Tuesday, January 15, 2008

Williams-Sonoma Shares Fall Most in 5 Years on Lower Forecast

(Bloomberg) -- Williams-Sonoma Inc., the U.S. gourmet-cookware retailer, fell the most in five years in New York trading after reducing its fourth-quarter profit forecast on an unexpected decline in holiday sales.

Fourth-quarter earnings per share, excluding some items, will probably be $1.12 to $1.15, compared with an earlier forecast of no less than $1.20, the San Francisco-based retailer said today in a statement. Sales at Williams-Sonoma's stores open more than a year fell 0.4 percent for the nine weeks through Dec. 30, the company said.

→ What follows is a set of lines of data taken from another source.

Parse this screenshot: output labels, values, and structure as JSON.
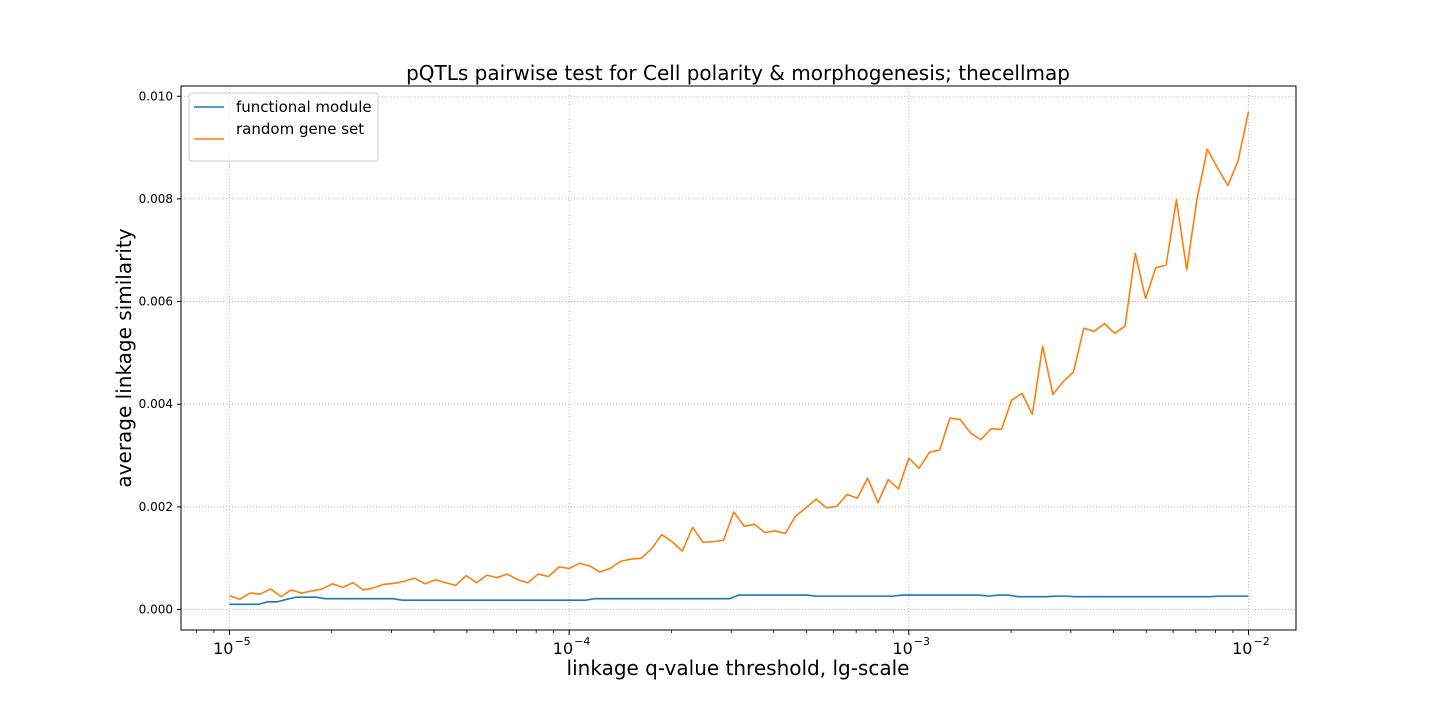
{
  "chart_data": {
    "type": "line",
    "title": "pQTLs pairwise test for Cell polarity & morphogenesis; thecellmap",
    "xlabel": "linkage q-value threshold, lg-scale",
    "ylabel": "average linkage similarity",
    "x_scale": "log",
    "xlim": [
      7.2e-06,
      0.0138
    ],
    "ylim": [
      -0.0004,
      0.0102
    ],
    "x_ticks": [
      {
        "value": 1e-05,
        "base": "10",
        "exp": "−5"
      },
      {
        "value": 0.0001,
        "base": "10",
        "exp": "−4"
      },
      {
        "value": 0.001,
        "base": "10",
        "exp": "−3"
      },
      {
        "value": 0.01,
        "base": "10",
        "exp": "−2"
      }
    ],
    "y_ticks": [
      "0.000",
      "0.002",
      "0.004",
      "0.006",
      "0.008",
      "0.010"
    ],
    "grid": true,
    "legend_position": "top-left",
    "x_start": 1e-05,
    "x_end": 0.01,
    "series": [
      {
        "name": "functional module",
        "color": "#1f77b4",
        "values": [
          0.0001,
          0.0001,
          0.0001,
          0.0001,
          0.00015,
          0.00015,
          0.0002,
          0.00024,
          0.00024,
          0.00024,
          0.00021,
          0.00021,
          0.00021,
          0.00021,
          0.00021,
          0.00021,
          0.00021,
          0.00021,
          0.00018,
          0.00018,
          0.00018,
          0.00018,
          0.00018,
          0.00018,
          0.00018,
          0.00018,
          0.00018,
          0.00018,
          0.00018,
          0.00018,
          0.00018,
          0.00018,
          0.00018,
          0.00018,
          0.00018,
          0.00018,
          0.00018,
          0.00018,
          0.00021,
          0.00021,
          0.00021,
          0.00021,
          0.00021,
          0.00021,
          0.00021,
          0.00021,
          0.00021,
          0.00021,
          0.00021,
          0.00021,
          0.00021,
          0.00021,
          0.00021,
          0.00028,
          0.00028,
          0.00028,
          0.00028,
          0.00028,
          0.00028,
          0.00028,
          0.00028,
          0.00026,
          0.00026,
          0.00026,
          0.00026,
          0.00026,
          0.00026,
          0.00026,
          0.00026,
          0.00026,
          0.00028,
          0.00028,
          0.00028,
          0.00028,
          0.00028,
          0.00028,
          0.00028,
          0.00028,
          0.00028,
          0.00026,
          0.00028,
          0.00028,
          0.00025,
          0.00025,
          0.00025,
          0.00025,
          0.00026,
          0.00026,
          0.00025,
          0.00025,
          0.00025,
          0.00025,
          0.00025,
          0.00025,
          0.00025,
          0.00025,
          0.00025,
          0.00025,
          0.00025,
          0.00025,
          0.00025,
          0.00025,
          0.00025,
          0.00026,
          0.00026,
          0.00026,
          0.00026
        ]
      },
      {
        "name": "random gene set",
        "color": "#ff7f0e",
        "values": [
          0.00027,
          0.0002,
          0.00032,
          0.0003,
          0.0004,
          0.00025,
          0.00038,
          0.00032,
          0.00036,
          0.0004,
          0.0005,
          0.00043,
          0.00052,
          0.00038,
          0.00042,
          0.00049,
          0.00051,
          0.00055,
          0.00061,
          0.0005,
          0.00058,
          0.00052,
          0.00047,
          0.00066,
          0.00052,
          0.00067,
          0.00062,
          0.00069,
          0.00058,
          0.00052,
          0.00069,
          0.00064,
          0.00083,
          0.0008,
          0.0009,
          0.00085,
          0.00073,
          0.0008,
          0.00094,
          0.00098,
          0.001,
          0.00118,
          0.00146,
          0.00132,
          0.00114,
          0.0016,
          0.00131,
          0.00132,
          0.00135,
          0.0019,
          0.00162,
          0.00166,
          0.0015,
          0.00153,
          0.00148,
          0.00182,
          0.00198,
          0.00215,
          0.00198,
          0.00201,
          0.00224,
          0.00217,
          0.00256,
          0.00208,
          0.00253,
          0.00235,
          0.00295,
          0.00275,
          0.00306,
          0.00311,
          0.00373,
          0.0037,
          0.00344,
          0.00331,
          0.00352,
          0.00351,
          0.00408,
          0.00421,
          0.0038,
          0.00513,
          0.00419,
          0.00444,
          0.00463,
          0.00548,
          0.00542,
          0.00557,
          0.00538,
          0.00552,
          0.00694,
          0.00606,
          0.00666,
          0.00671,
          0.00798,
          0.00662,
          0.008,
          0.00897,
          0.0086,
          0.00826,
          0.00875,
          0.0097
        ]
      }
    ]
  }
}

Customer visits to home-furnishings stores slowed more than Williams-Sonoma expected, and 2008 may be ``increasingly challenging,'' Chief Executive Officer Howard Lester said in the statement. The retailer cut prices and offered cheaper shipping at its Pottery Barn home-furnishings unit during the holidays to lure shoppers discouraged by falling house prices.

``Home furnishings retailers in general were highly promotional this holiday period,'' Laura Champine, a New York- based analyst with Morgan Keegan Inc. said in an interview Jan. 11.

Williams-Sonoma declined $2.30, or 10 percent, to $19.90 at 9:53 a.m. in New York Stock Exchange trading. It was the biggest decline since July 2002.

Three analysts surveyed by Bloomberg estimated an average gain of about 0.8 percent in comparable-store sales during the November-December period. For the fourth quarter, 21 analysts expected profit of $1.20 a share, on average.